The children could not follow this.

They finished their lunch, washed their cups and plates up in the stream; then set to work picking strawberries again.

Later on they had an early tea before they started to walk home. And as they were in the middle of it who should come riding by but the Pirate. He recognised the children and rode up to them, dismounting, and talking to Aunt Alice for some minutes. Then she asked him if he would like a cup of tea, and he said he would love it. So he tied his horse to a tree stump, and sat down upon the ground with them. The little girls chattered to him freely; and he told them some very funny stories about people and animals he had met abroad. He stayed quite a long time; and agreed with the children that meals in the open air tasted much better than in the house.

"Give me a tent and a gun and a fishing rod," he said, "and I would want nothing else if sport were good."

"Have you ever had a tent?" asked Hope.

"Yes, I went a shooting expedition in Africa with two Kaffirs," he said; "but that journey ended disastrously for me.

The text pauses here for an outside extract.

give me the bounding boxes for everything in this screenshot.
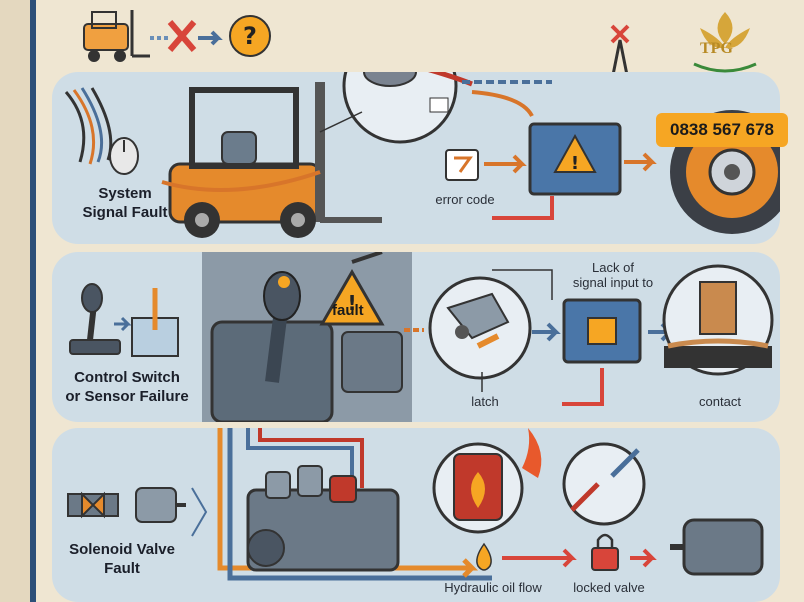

I had to swim a river and couldn't change my clothes, and had a bout of rheumatic fever which nearly finished me, and has left me a crock to the end of my days!"

A shadow came over his face. They all felt very sorry for him, and then he laughed but not very happily.

"So that's why I funk at home, instead of taking my place in the fighting line," he said.

"There's a lot of hard fighting being done at home," said Aunt Alice quietly.

He looked at her, and when their eyes met, they understood each other. The young man was not the only one who was doing his duty at home without getting any praise or honour for it. Aunt Alice was doing the same, and she knew that it was hard work sometimes.